Si potrebbe pensare che la saga di X-Files sia finita nel 2003 - oltre che per stanchezza, dopo nove stagioni - anche perché ormai il pubblico aveva altri complotti cui pensare: la vera cospirazione di Osama bin Laden faceva ben più paura di quella immaginaria degli alieni. Ma d'altro canto gli alieni, gli extraterrestri, hanno sempre avuto anche un ruolo di metafora. E il senso della metafora è cambiato: se all'inizio gli extraterrestri (pur non mancando eccezioni) erano più spesso personaggi benevoli e simpatici che venivano a mettere in guardia gli uomini contro l'egoismo e le guerre - un tema ancora preservato dai movimenti religiosi che si ispirano a messaggi trasmessi dai "fratelli dello spazio" (Rothstein 1999) - oggi sono sempre più spesso esseri ostili che vengono per conquistarci e dominarci. Del resto, già lo psicoanalista Carl Gustav Jung (1875-1961) spiegava nel 1958 che l'attrazione dei nostri contemporanei verso i dischi volanti è un'espressione delle nostre paure profonde generate dalla bomba atomica e dalla guerra fredda, ma anche del desiderio corrispondente di essere "angeli tecnologici", la versione moderna del Deus ex machina (Jung 1958). Non ci vuole neppure troppa fantasia per vedere nell'alieno inteso come extraterrestre una metafora dell'alieno inteso come "straniero" assoluto, quell'ultra-fondamentalista islamico che è totalmente "estraneo" all'Occidente e ai suoi valori.

Fin qui si tratta di offerta di teorie complottiste della storia, talora romantiche, talora assurde e mistificanti. Ma l'offerta di beni simbolici non diventa fenomeno culturale diffuso se non quando incontra una domanda.

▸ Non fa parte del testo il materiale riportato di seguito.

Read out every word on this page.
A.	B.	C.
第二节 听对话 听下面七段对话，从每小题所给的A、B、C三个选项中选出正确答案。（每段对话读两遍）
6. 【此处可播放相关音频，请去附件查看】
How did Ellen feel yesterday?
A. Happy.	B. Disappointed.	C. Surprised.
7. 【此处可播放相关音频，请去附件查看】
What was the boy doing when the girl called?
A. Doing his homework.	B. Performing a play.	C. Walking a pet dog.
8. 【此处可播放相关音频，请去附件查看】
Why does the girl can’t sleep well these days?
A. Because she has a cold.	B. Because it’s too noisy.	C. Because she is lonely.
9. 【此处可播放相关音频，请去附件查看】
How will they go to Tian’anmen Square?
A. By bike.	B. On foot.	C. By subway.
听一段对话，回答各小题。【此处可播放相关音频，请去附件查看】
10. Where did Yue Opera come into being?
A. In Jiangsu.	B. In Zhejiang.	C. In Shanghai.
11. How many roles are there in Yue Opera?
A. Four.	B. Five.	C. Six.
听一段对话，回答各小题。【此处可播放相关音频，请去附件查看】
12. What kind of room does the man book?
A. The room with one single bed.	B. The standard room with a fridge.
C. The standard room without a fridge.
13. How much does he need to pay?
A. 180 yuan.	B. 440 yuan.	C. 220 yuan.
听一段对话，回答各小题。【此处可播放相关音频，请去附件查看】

Il quesito, allora, è perché l'offerta di teorie del complotto oggi sembra avere più successo di ieri. Dov'è la domanda? Da un primo punto di vista, la questione è posta male: in una certa misura, dopo la sua prima affermazione "di massa" in quello strano secolo di illuministi e illuminati che è il Settecento, il complottismo non ha mai smesso di abitare in Occidente. Se si scaccia la religione il puro razionalismo dei Lumi non è sufficiente a spiegare la storia, convincere le menti e scaldare i cuori. La domanda di sacro, negata dalla critica illuminista del cristianesimo, si sfoga nelle forme di un irrazionalismo magico, esoterico e - appunto - complottista.

Da un altro punto di vista, i numeri di Dan Brown rappresentano una novità. La letteratura complottista, anche nelle forme romanzate di successo de I Beati Paoli, aveva venduto al massimo centinaia di migliaia, mai decine di milioni di copie. La semplice diffusione della cultura di massa nel XXI secolo non è una spiegazione sufficiente, ed è necessario esplorare altre ipotesi. Nell'Occidente contemporaneo in genere la maggioranza delle persone (oltre l'ottanta per cento nell'Unione Europea, oltre il novanta per cento negli Stati Uniti) si dice ancora religiosa, anzi l'ateismo e l'agnosticismo sono in calo dopo il crollo delle ideologie che ne fondavano le giustificazioni teoriche (Stark e Introvigne 2003). Tuttavia, la maggioranza di queste persone "religiose" non è in contatto regolare con nessuna Chiesa o istituzione: né con le "vecchie" né con le "nuove religioni". Frequentano almeno mensilmente un luogo di culto circa il quaranta per cento degli americani e il venti per cento dei cittadini dell'Unione Europea (Davie 2002, 6, 28). La religione di maggioranza in Occidente non è più il cristianesimo: il fenomeno dominante diventa, secondo la fortunata formula della sociologa Grace Davie (1990, 1994), il believing without belonging, il "credere senza appartenere".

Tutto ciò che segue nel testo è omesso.